Due to the backlog in the court system as a consequence of the volume alone, a mortgage foreclosure action that would normally take 4 to 6 months to complete is now taking a minimum of 9 to12 months or longer. Association counsel has seen repeated delays of final hearings and the banks’ counsel are no longer willing to provide status to inferior lien holders, like the association, as to when if ever these actions will be completed. In addition, a cottage industry has cropped up where borrowers fight their lenders over foreclosures due to lost promissory notes and other banking irregularities which can delay resolution of the mortgage foreclosure for years.
Prior to the bursting of the real estate bubble, it was common knowledge in this industry that a bank’s action would be completed expeditiously from start to finish given the positive equity in most properties. Therefore, most associations immediately suspended their own collection efforts and simply monitored the bank’s action when they became aware of a pending mortgage foreclosure action. This usually resulted in the bank dispossessing the non-paying owner of the unit without additional legal fees and costs to be incurred by the association. In essence, they “did our job for us.”

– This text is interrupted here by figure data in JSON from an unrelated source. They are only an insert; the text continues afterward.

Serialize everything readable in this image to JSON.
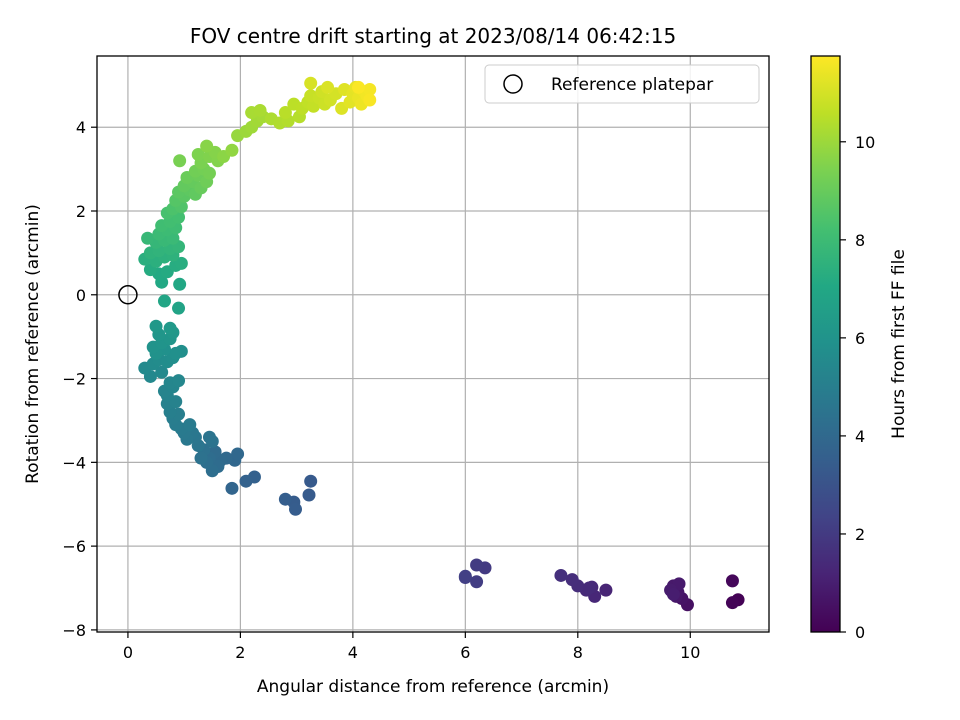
{
  "chart_data": {
    "type": "scatter",
    "title": "FOV centre drift starting at 2023/08/14 06:42:15",
    "xlabel": "Angular distance from reference (arcmin)",
    "ylabel": "Rotation from reference (arcmin)",
    "xlim": [
      -0.55,
      11.4
    ],
    "ylim": [
      -8.05,
      5.7
    ],
    "xticks": [
      0,
      2,
      4,
      6,
      8,
      10
    ],
    "yticks": [
      -8,
      -6,
      -4,
      -2,
      0,
      2,
      4
    ],
    "grid": true,
    "legend": {
      "position": "top-right",
      "entries": [
        "Reference platepar"
      ]
    },
    "reference_point": {
      "x": 0,
      "y": 0,
      "label": "Reference platepar",
      "marker": "open-circle"
    },
    "colorbar": {
      "label": "Hours from first FF file",
      "range": [
        0,
        11.75
      ],
      "ticks": [
        0,
        2,
        4,
        6,
        8,
        10
      ],
      "colormap": "viridis"
    },
    "series": [
      {
        "color_by": "hours",
        "points": [
          {
            "x": 10.85,
            "y": -7.28,
            "c": 0.05
          },
          {
            "x": 10.75,
            "y": -7.35,
            "c": 0.1
          },
          {
            "x": 10.75,
            "y": -6.83,
            "c": 0.2
          },
          {
            "x": 9.95,
            "y": -7.4,
            "c": 0.5
          },
          {
            "x": 9.85,
            "y": -7.25,
            "c": 0.6
          },
          {
            "x": 9.78,
            "y": -7.1,
            "c": 0.7
          },
          {
            "x": 9.75,
            "y": -7.2,
            "c": 0.75
          },
          {
            "x": 9.7,
            "y": -6.95,
            "c": 0.8
          },
          {
            "x": 9.8,
            "y": -6.9,
            "c": 0.85
          },
          {
            "x": 9.65,
            "y": -7.05,
            "c": 0.9
          },
          {
            "x": 9.7,
            "y": -7.15,
            "c": 0.95
          },
          {
            "x": 8.5,
            "y": -7.05,
            "c": 1.2
          },
          {
            "x": 8.3,
            "y": -7.2,
            "c": 1.3
          },
          {
            "x": 8.25,
            "y": -6.98,
            "c": 1.35
          },
          {
            "x": 8.15,
            "y": -7.05,
            "c": 1.4
          },
          {
            "x": 8.0,
            "y": -6.95,
            "c": 1.5
          },
          {
            "x": 7.9,
            "y": -6.8,
            "c": 1.55
          },
          {
            "x": 7.7,
            "y": -6.7,
            "c": 1.6
          },
          {
            "x": 8.2,
            "y": -7.0,
            "c": 1.45
          },
          {
            "x": 6.35,
            "y": -6.52,
            "c": 2.0
          },
          {
            "x": 6.2,
            "y": -6.45,
            "c": 2.05
          },
          {
            "x": 6.2,
            "y": -6.85,
            "c": 2.1
          },
          {
            "x": 6.0,
            "y": -6.75,
            "c": 2.15
          },
          {
            "x": 6.0,
            "y": -6.72,
            "c": 2.2
          },
          {
            "x": 3.25,
            "y": -4.45,
            "c": 3.3
          },
          {
            "x": 3.22,
            "y": -4.78,
            "c": 3.35
          },
          {
            "x": 2.95,
            "y": -4.95,
            "c": 3.4
          },
          {
            "x": 2.98,
            "y": -5.12,
            "c": 3.45
          },
          {
            "x": 2.8,
            "y": -4.88,
            "c": 3.5
          },
          {
            "x": 2.25,
            "y": -4.35,
            "c": 3.6
          },
          {
            "x": 2.1,
            "y": -4.45,
            "c": 3.65
          },
          {
            "x": 1.85,
            "y": -4.62,
            "c": 3.8
          },
          {
            "x": 1.9,
            "y": -3.95,
            "c": 3.9
          },
          {
            "x": 1.95,
            "y": -3.8,
            "c": 3.95
          },
          {
            "x": 1.75,
            "y": -3.9,
            "c": 4.0
          },
          {
            "x": 1.65,
            "y": -3.95,
            "c": 4.05
          },
          {
            "x": 1.55,
            "y": -3.75,
            "c": 4.1
          },
          {
            "x": 1.6,
            "y": -4.1,
            "c": 4.15
          },
          {
            "x": 1.45,
            "y": -3.9,
            "c": 4.2
          },
          {
            "x": 1.5,
            "y": -4.2,
            "c": 4.25
          },
          {
            "x": 1.4,
            "y": -4.0,
            "c": 4.3
          },
          {
            "x": 1.35,
            "y": -3.7,
            "c": 4.35
          },
          {
            "x": 1.3,
            "y": -3.9,
            "c": 4.4
          },
          {
            "x": 1.5,
            "y": -3.5,
            "c": 4.45
          },
          {
            "x": 1.45,
            "y": -3.4,
            "c": 4.5
          },
          {
            "x": 1.25,
            "y": -3.6,
            "c": 4.55
          },
          {
            "x": 1.2,
            "y": -3.4,
            "c": 4.6
          },
          {
            "x": 1.15,
            "y": -3.3,
            "c": 4.65
          },
          {
            "x": 1.05,
            "y": -3.45,
            "c": 4.7
          },
          {
            "x": 1.0,
            "y": -3.3,
            "c": 4.75
          },
          {
            "x": 0.95,
            "y": -3.2,
            "c": 4.8
          },
          {
            "x": 1.1,
            "y": -3.1,
            "c": 4.85
          },
          {
            "x": 0.85,
            "y": -3.1,
            "c": 4.9
          },
          {
            "x": 0.8,
            "y": -2.95,
            "c": 4.95
          },
          {
            "x": 0.9,
            "y": -2.85,
            "c": 5.0
          },
          {
            "x": 0.75,
            "y": -2.8,
            "c": 5.05
          },
          {
            "x": 0.7,
            "y": -2.6,
            "c": 5.1
          },
          {
            "x": 0.85,
            "y": -2.55,
            "c": 5.15
          },
          {
            "x": 0.7,
            "y": -2.4,
            "c": 5.2
          },
          {
            "x": 0.65,
            "y": -2.3,
            "c": 5.25
          },
          {
            "x": 0.8,
            "y": -2.2,
            "c": 5.3
          },
          {
            "x": 0.75,
            "y": -2.1,
            "c": 5.35
          },
          {
            "x": 0.9,
            "y": -2.05,
            "c": 5.4
          },
          {
            "x": 0.4,
            "y": -1.95,
            "c": 5.45
          },
          {
            "x": 0.6,
            "y": -1.85,
            "c": 5.5
          },
          {
            "x": 0.3,
            "y": -1.75,
            "c": 5.55
          },
          {
            "x": 0.45,
            "y": -1.65,
            "c": 5.6
          },
          {
            "x": 0.55,
            "y": -1.55,
            "c": 5.65
          },
          {
            "x": 0.7,
            "y": -1.6,
            "c": 5.7
          },
          {
            "x": 0.8,
            "y": -1.5,
            "c": 5.75
          },
          {
            "x": 0.95,
            "y": -1.35,
            "c": 5.8
          },
          {
            "x": 0.85,
            "y": -1.4,
            "c": 5.85
          },
          {
            "x": 0.65,
            "y": -1.3,
            "c": 5.9
          },
          {
            "x": 0.5,
            "y": -1.4,
            "c": 5.95
          },
          {
            "x": 0.45,
            "y": -1.25,
            "c": 6.0
          },
          {
            "x": 0.6,
            "y": -1.15,
            "c": 6.05
          },
          {
            "x": 0.75,
            "y": -1.05,
            "c": 6.1
          },
          {
            "x": 0.55,
            "y": -0.95,
            "c": 6.15
          },
          {
            "x": 0.8,
            "y": -0.9,
            "c": 6.2
          },
          {
            "x": 0.5,
            "y": -0.75,
            "c": 6.25
          },
          {
            "x": 0.75,
            "y": -0.8,
            "c": 6.3
          },
          {
            "x": 0.9,
            "y": -0.32,
            "c": 6.8
          },
          {
            "x": 0.65,
            "y": -0.15,
            "c": 6.9
          },
          {
            "x": 0.92,
            "y": 0.25,
            "c": 7.0
          },
          {
            "x": 0.6,
            "y": 0.3,
            "c": 7.05
          },
          {
            "x": 0.55,
            "y": 0.5,
            "c": 7.1
          },
          {
            "x": 0.7,
            "y": 0.55,
            "c": 7.15
          },
          {
            "x": 0.4,
            "y": 0.6,
            "c": 7.2
          },
          {
            "x": 0.85,
            "y": 0.7,
            "c": 7.25
          },
          {
            "x": 0.95,
            "y": 0.75,
            "c": 7.3
          },
          {
            "x": 0.3,
            "y": 0.85,
            "c": 7.35
          },
          {
            "x": 0.5,
            "y": 0.8,
            "c": 7.4
          },
          {
            "x": 0.65,
            "y": 0.9,
            "c": 7.45
          },
          {
            "x": 0.8,
            "y": 0.95,
            "c": 7.5
          },
          {
            "x": 0.4,
            "y": 1.0,
            "c": 7.55
          },
          {
            "x": 0.55,
            "y": 1.05,
            "c": 7.6
          },
          {
            "x": 0.75,
            "y": 1.1,
            "c": 7.65
          },
          {
            "x": 0.9,
            "y": 1.15,
            "c": 7.7
          },
          {
            "x": 0.5,
            "y": 1.25,
            "c": 7.75
          },
          {
            "x": 0.35,
            "y": 1.35,
            "c": 7.8
          },
          {
            "x": 0.65,
            "y": 1.3,
            "c": 7.85
          },
          {
            "x": 0.8,
            "y": 1.35,
            "c": 7.9
          },
          {
            "x": 0.55,
            "y": 1.45,
            "c": 7.95
          },
          {
            "x": 0.7,
            "y": 1.55,
            "c": 8.0
          },
          {
            "x": 0.85,
            "y": 1.6,
            "c": 8.05
          },
          {
            "x": 0.6,
            "y": 1.65,
            "c": 8.1
          },
          {
            "x": 0.75,
            "y": 1.75,
            "c": 8.15
          },
          {
            "x": 0.9,
            "y": 1.85,
            "c": 8.2
          },
          {
            "x": 0.7,
            "y": 1.95,
            "c": 8.3
          },
          {
            "x": 0.8,
            "y": 2.05,
            "c": 8.4
          },
          {
            "x": 0.95,
            "y": 2.1,
            "c": 8.5
          },
          {
            "x": 0.85,
            "y": 2.25,
            "c": 8.6
          },
          {
            "x": 1.0,
            "y": 2.35,
            "c": 8.7
          },
          {
            "x": 0.9,
            "y": 2.45,
            "c": 8.75
          },
          {
            "x": 1.1,
            "y": 2.5,
            "c": 8.8
          },
          {
            "x": 1.2,
            "y": 2.4,
            "c": 8.85
          },
          {
            "x": 1.0,
            "y": 2.6,
            "c": 8.9
          },
          {
            "x": 1.15,
            "y": 2.7,
            "c": 8.95
          },
          {
            "x": 1.3,
            "y": 2.55,
            "c": 9.0
          },
          {
            "x": 1.05,
            "y": 2.8,
            "c": 9.05
          },
          {
            "x": 1.25,
            "y": 2.85,
            "c": 9.1
          },
          {
            "x": 1.4,
            "y": 2.7,
            "c": 9.15
          },
          {
            "x": 1.2,
            "y": 2.95,
            "c": 9.2
          },
          {
            "x": 1.35,
            "y": 3.0,
            "c": 9.25
          },
          {
            "x": 1.45,
            "y": 2.9,
            "c": 9.3
          },
          {
            "x": 0.92,
            "y": 3.2,
            "c": 9.35
          },
          {
            "x": 1.3,
            "y": 3.15,
            "c": 9.4
          },
          {
            "x": 1.25,
            "y": 3.35,
            "c": 9.45
          },
          {
            "x": 1.45,
            "y": 3.3,
            "c": 9.5
          },
          {
            "x": 1.6,
            "y": 3.2,
            "c": 9.55
          },
          {
            "x": 1.55,
            "y": 3.4,
            "c": 9.6
          },
          {
            "x": 1.4,
            "y": 3.55,
            "c": 9.65
          },
          {
            "x": 1.7,
            "y": 3.3,
            "c": 9.7
          },
          {
            "x": 1.85,
            "y": 3.45,
            "c": 9.8
          },
          {
            "x": 1.95,
            "y": 3.8,
            "c": 9.9
          },
          {
            "x": 2.1,
            "y": 3.9,
            "c": 10.0
          },
          {
            "x": 2.2,
            "y": 4.0,
            "c": 10.05
          },
          {
            "x": 2.3,
            "y": 4.15,
            "c": 10.1
          },
          {
            "x": 2.4,
            "y": 4.25,
            "c": 10.15
          },
          {
            "x": 2.2,
            "y": 4.35,
            "c": 10.2
          },
          {
            "x": 2.35,
            "y": 4.4,
            "c": 10.25
          },
          {
            "x": 2.55,
            "y": 4.2,
            "c": 10.3
          },
          {
            "x": 2.7,
            "y": 4.1,
            "c": 10.35
          },
          {
            "x": 2.85,
            "y": 4.15,
            "c": 10.4
          },
          {
            "x": 3.05,
            "y": 4.25,
            "c": 10.45
          },
          {
            "x": 2.8,
            "y": 4.35,
            "c": 10.5
          },
          {
            "x": 2.95,
            "y": 4.55,
            "c": 10.55
          },
          {
            "x": 3.1,
            "y": 4.45,
            "c": 10.6
          },
          {
            "x": 3.2,
            "y": 4.6,
            "c": 10.65
          },
          {
            "x": 3.3,
            "y": 4.5,
            "c": 10.7
          },
          {
            "x": 3.25,
            "y": 4.75,
            "c": 10.75
          },
          {
            "x": 3.4,
            "y": 4.7,
            "c": 10.8
          },
          {
            "x": 3.5,
            "y": 4.55,
            "c": 10.85
          },
          {
            "x": 3.45,
            "y": 4.85,
            "c": 10.9
          },
          {
            "x": 3.6,
            "y": 4.65,
            "c": 10.95
          },
          {
            "x": 3.7,
            "y": 4.8,
            "c": 11.0
          },
          {
            "x": 3.25,
            "y": 5.05,
            "c": 11.05
          },
          {
            "x": 3.55,
            "y": 4.95,
            "c": 11.1
          },
          {
            "x": 3.8,
            "y": 4.45,
            "c": 11.15
          },
          {
            "x": 3.85,
            "y": 4.9,
            "c": 11.2
          },
          {
            "x": 3.95,
            "y": 4.6,
            "c": 11.25
          },
          {
            "x": 4.0,
            "y": 4.8,
            "c": 11.3
          },
          {
            "x": 4.05,
            "y": 4.95,
            "c": 11.35
          },
          {
            "x": 4.1,
            "y": 4.7,
            "c": 11.4
          },
          {
            "x": 4.15,
            "y": 4.55,
            "c": 11.45
          },
          {
            "x": 4.2,
            "y": 4.85,
            "c": 11.5
          },
          {
            "x": 4.25,
            "y": 4.75,
            "c": 11.55
          },
          {
            "x": 4.3,
            "y": 4.9,
            "c": 11.6
          },
          {
            "x": 4.3,
            "y": 4.65,
            "c": 11.65
          },
          {
            "x": 4.1,
            "y": 4.95,
            "c": 11.7
          }
        ]
      }
    ]
  }
}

Obviously, the rules of engagement have changed as a result of market changes. There are several legislative proposals being discussed that will either hold lenders more responsible for past due assessments beyond the current statutory caps or force lenders to diligently pursue their foreclosure actions in non owner-occupied units in order to enjoy their limited liability. Regardless of the outcome of that legislation, it is essential that a community association with collection files speak to its attorney about how to best pursue the amounts owed to the community in order to continue providing essential community services.